Prescrição – Prazos e jurisprudência do STJ
Gabarito: letra E. Conforme o art. 205 do Código Civil, o prazo prescricional geral é de dez anos. O STJ firma que o reembolso de despesas alimentares pagas por um genitor por inadimplemento do outro enquadra-se nesse prazo, por se tratar de pagamento por terceiro não interessado (gestão de negócios). As demais alternativas apresentam erros quanto ao prazo ou ao entendimento jurisprudencial.
A questão testa o conhecimento dos prazos prescricionais especiais e da jurisprudência consolidada do STJ sobre diversos temas: “gato” de energia, cotas condominiais, hipoteca, petição de herança e reembolso de alimentos. O prazo geral de dez anos (art. 205) é a regra, e as exceções devem estar expressas em lei.
Alternativa A — ❌ Incorreta
A alternativa afirma que o prazo para cobrança da dívida decorrente de “gato” (ligação irregular de energia) é de cinco anos, com base no CDC. No entanto, o STJ entende que o prazo é de três anos (art. 206, §3º, V, CC), por se tratar de pretensão de cobrança de dívida líquida constante de instrumento particular.
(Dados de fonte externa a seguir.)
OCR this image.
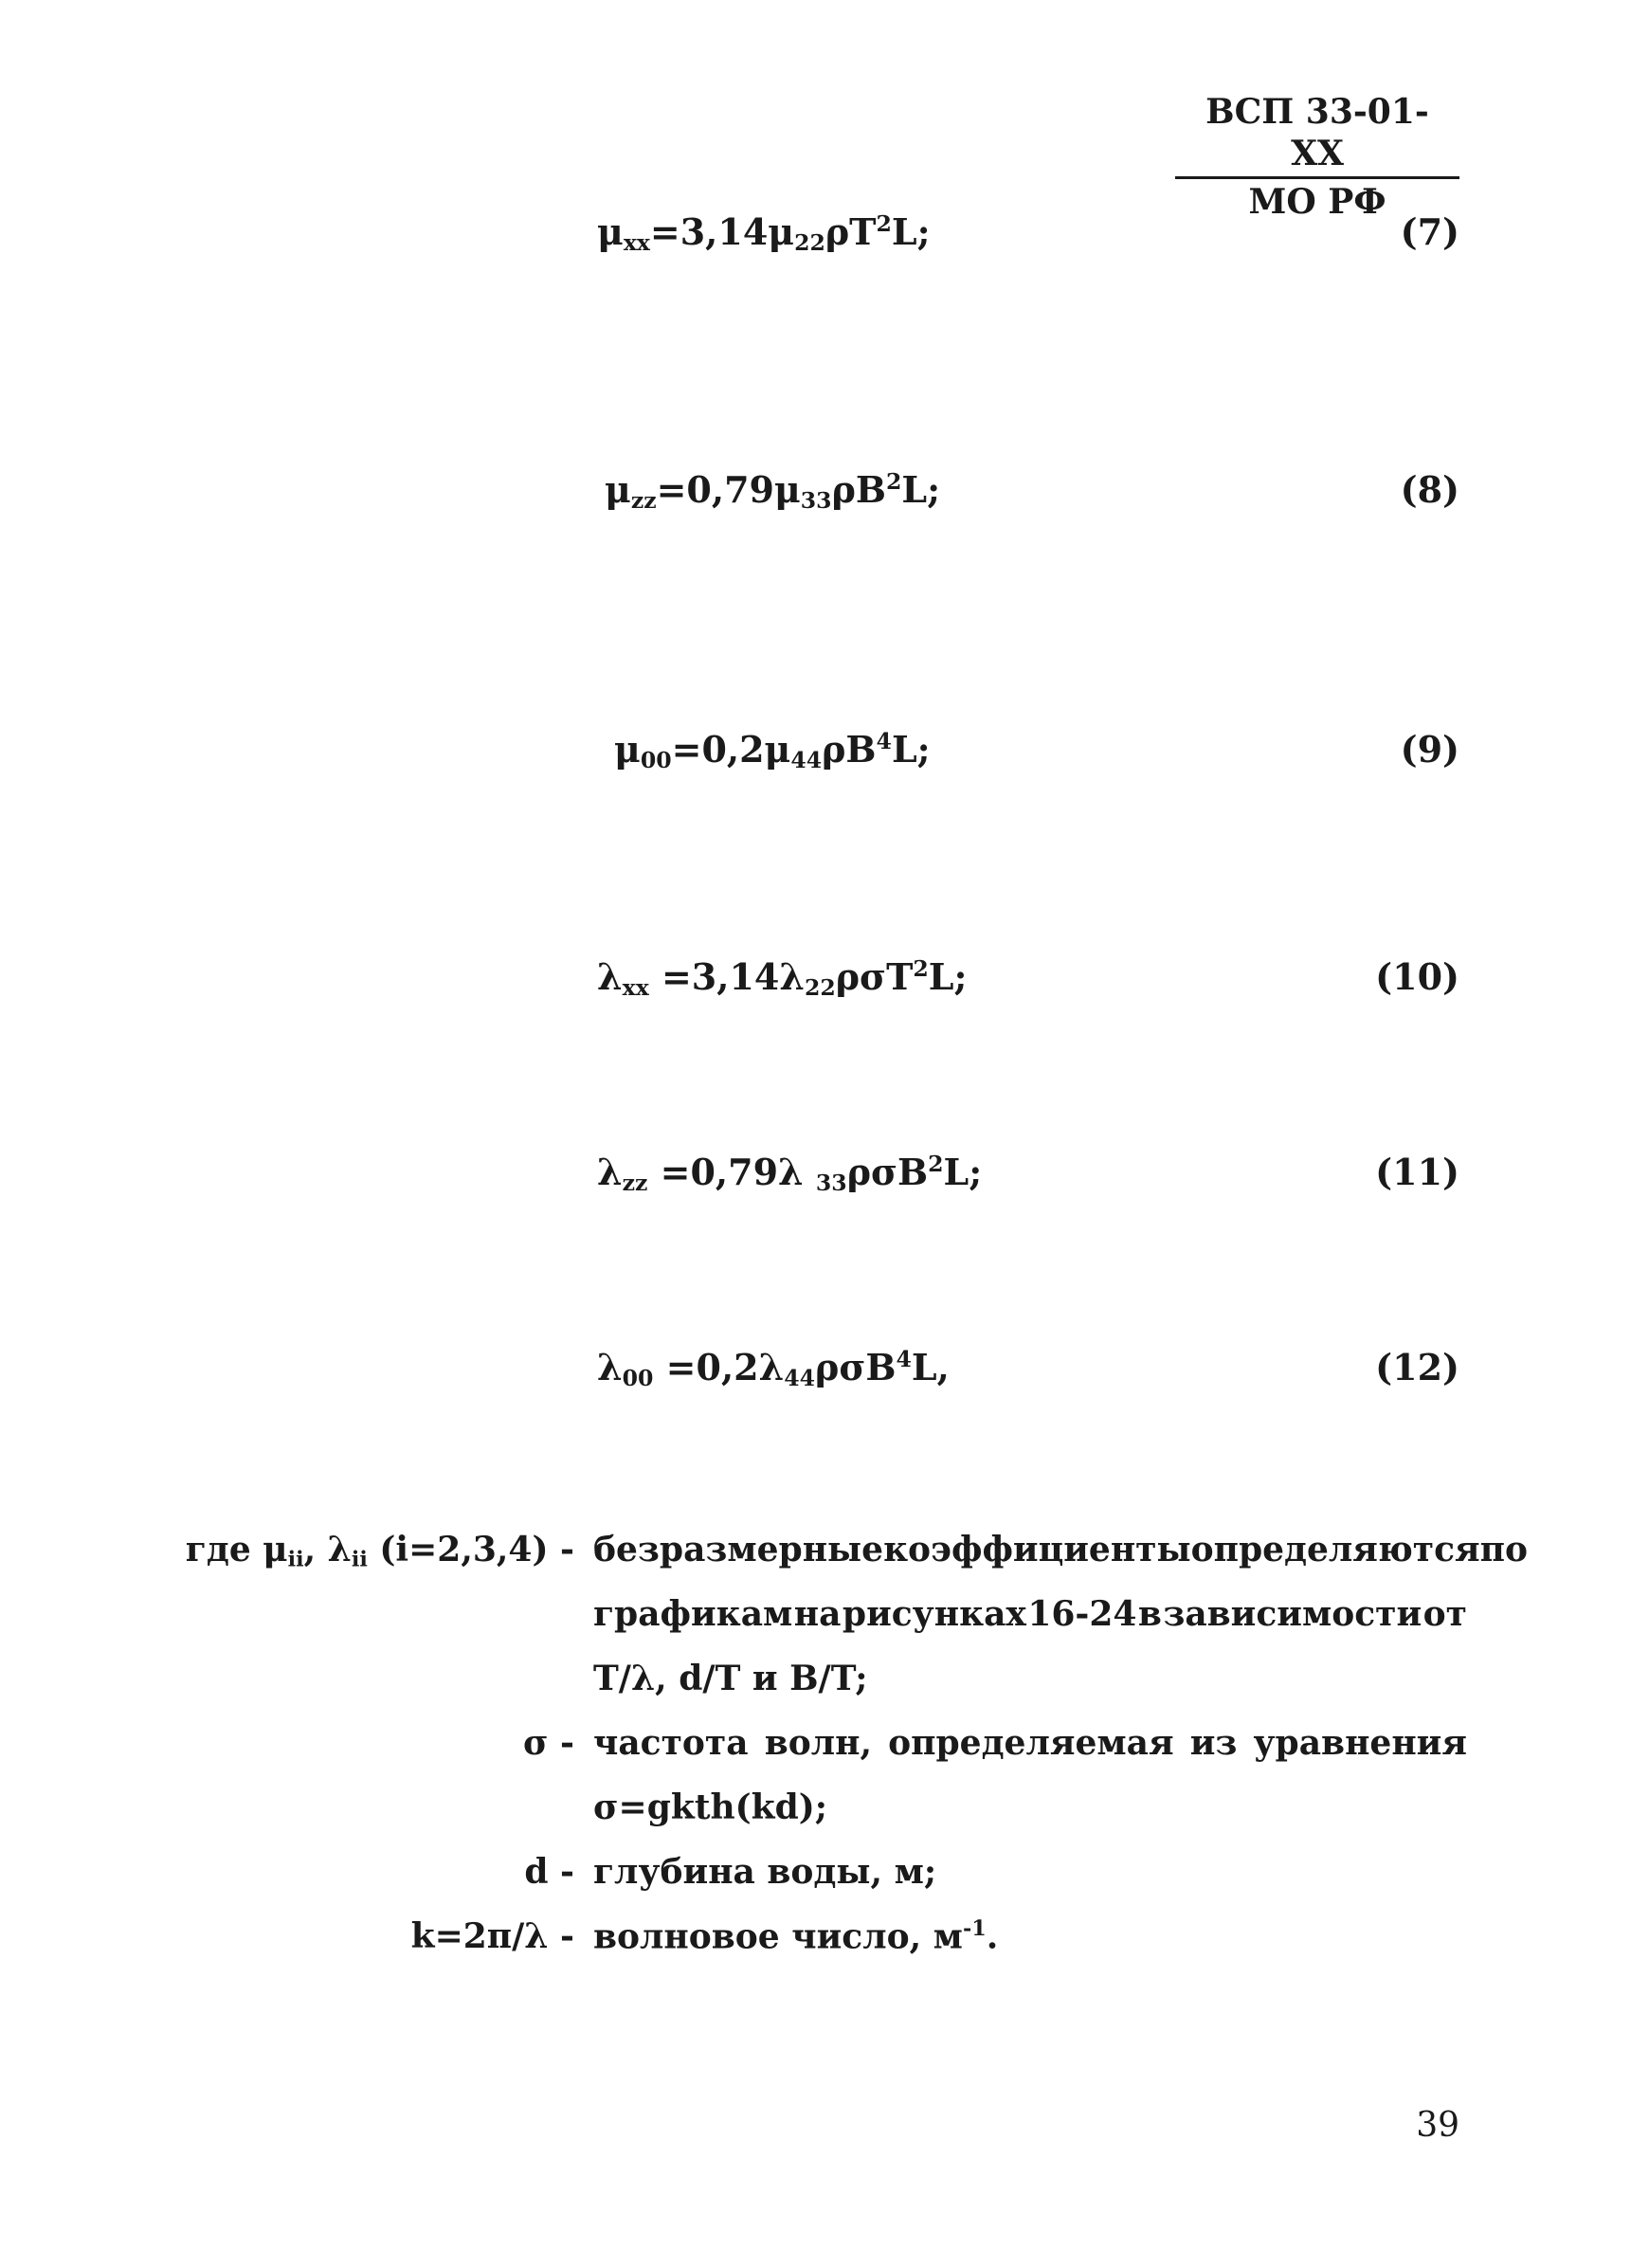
ВСП 33-01-XX
МО РФ
$\mu_{xx}=3,14\mu_{22}\rho T^2L$;	(7)
$\mu_{zz}=0,79\mu_{33}\rho B^2L$;	(8)
$\mu_{00}=0,2\mu_{44}\rho B^4L$;	(9)
$\lambda_{xx} =3,14\lambda_{22}\rho\sigma T^2L$;	(10)
$\lambda_{zz} =0,79\lambda$ $_{33}$ρσB$^2$L;	(11)
$\lambda_{00} =0,2\lambda_{44}\rho\sigma B^4L$,	(12)
где $\mu_{ii}$, $\lambda_{ii}$ (i=2,3,4) - безразмерные коэффициенты определяются по
графикам на рисунках 16-24 в зависимости от
T/λ, d/T и B/T;
σ - частота волн, определяемая из уравнения
σ=gkth(kd);
d - глубина воды, м;
k=2π/λ - волновое число, $м^{-1}$.
39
A aplicação do CDC é indevida, pois a relação não é de consumo nesse contexto (a concessionária não é fornecedora em relação ao “gato”). Logo, o prazo correto é de três anos, não cinco.
Alternativa B — ❌ Incorreta
A assertiva está parcialmente correta ao afirmar que não há relação de consumo entre condomínio e condômino. Contudo, o prazo para cobrança das cotas condominiais é de cinco anos (art. 206, §5º, I, CC), e não de dez anos. Aplica-se o prazo prescricional das dívidas líquidas constantes de instrumento particular, que é quinquenal. Portanto, a conclusão de que o prazo é de dez anos é equivocada.
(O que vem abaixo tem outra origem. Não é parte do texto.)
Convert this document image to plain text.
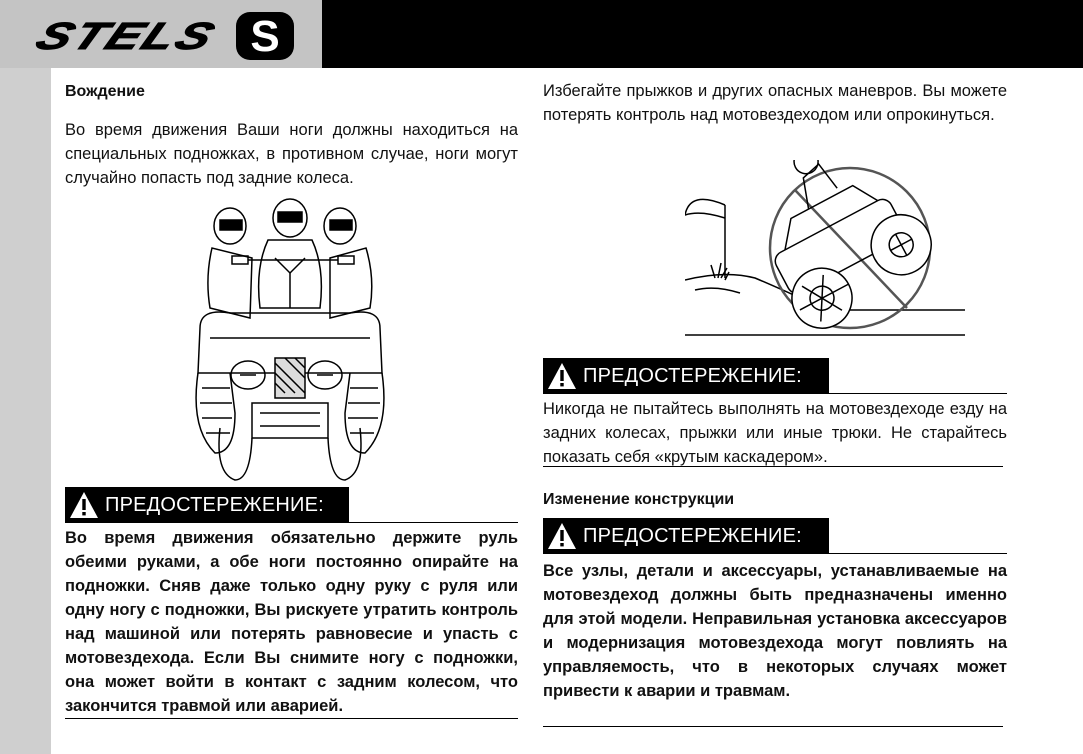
STELS	S
Вождение

Во время движения Ваши ноги должны находиться на специальных подножках, в противном случае, ноги могут случайно попасть под задние колеса.

ПРЕДОСТЕРЕЖЕНИЕ:

Во время движения обязательно держите руль обеими руками, а обе ноги постоянно опирайте на подножки. Сняв даже только одну руку с руля или одну ногу с подножки, Вы рискуете утратить контроль над машиной или потерять равновесие и упасть с мотовездехода. Если Вы снимите ногу с подножки, она может войти в контакт с задним колесом, что закончится травмой или аварией.

Избегайте прыжков и других опасных маневров. Вы можете потерять контроль над мотовездеходом или опрокинуться.

ПРЕДОСТЕРЕЖЕНИЕ:

Никогда не пытайтесь выполнять на мотовездеходе езду на задних колесах, прыжки или иные трюки. Не старайтесь показать себя «крутым каскадером».

Изменение конструкции
ПРЕДОСТЕРЕЖЕНИЕ:

Все узлы, детали и аксессуары, устанавливаемые на мотовездеход должны быть предназначены именно для этой модели. Неправильная установка аксессуаров и модернизация мотовездехода могут повлиять на управляемость, что в некоторых случаях может привести к аварии и травмам.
Alternativa C — ❌ Incorreta
Embora a hipoteca possa ser prorrogada até trinta anos (art. 1.485 CC), a afirmação de que a prescrição da dívida não a extingue é controvertida. O STJ entende que, como regra, a acessoriedade faz com que a extinção da obrigação principal (por prescrição) atinja a garantia. Além disso, a hipoteca não persiste automaticamente até o termo contratual se a dívida estiver prescrita. O princípio pacta sunt servanda não prevalece sobre o regime prescricional. Assim, a alternativa está incorreta.
Art. 1485CC
Art. 1.485 CC: "Mediante simples averbação, requerida por ambas as partes, poderá prorrogar-se a hipoteca, até 30 (trinta) anos da data do contrato. Desde que perfaça esse prazo, só poderá subsistir o contrato de hipoteca reconstituindo-se por novo título e novo registro; e, nesse caso, lhe será mantida a precedência, que então lhe competir."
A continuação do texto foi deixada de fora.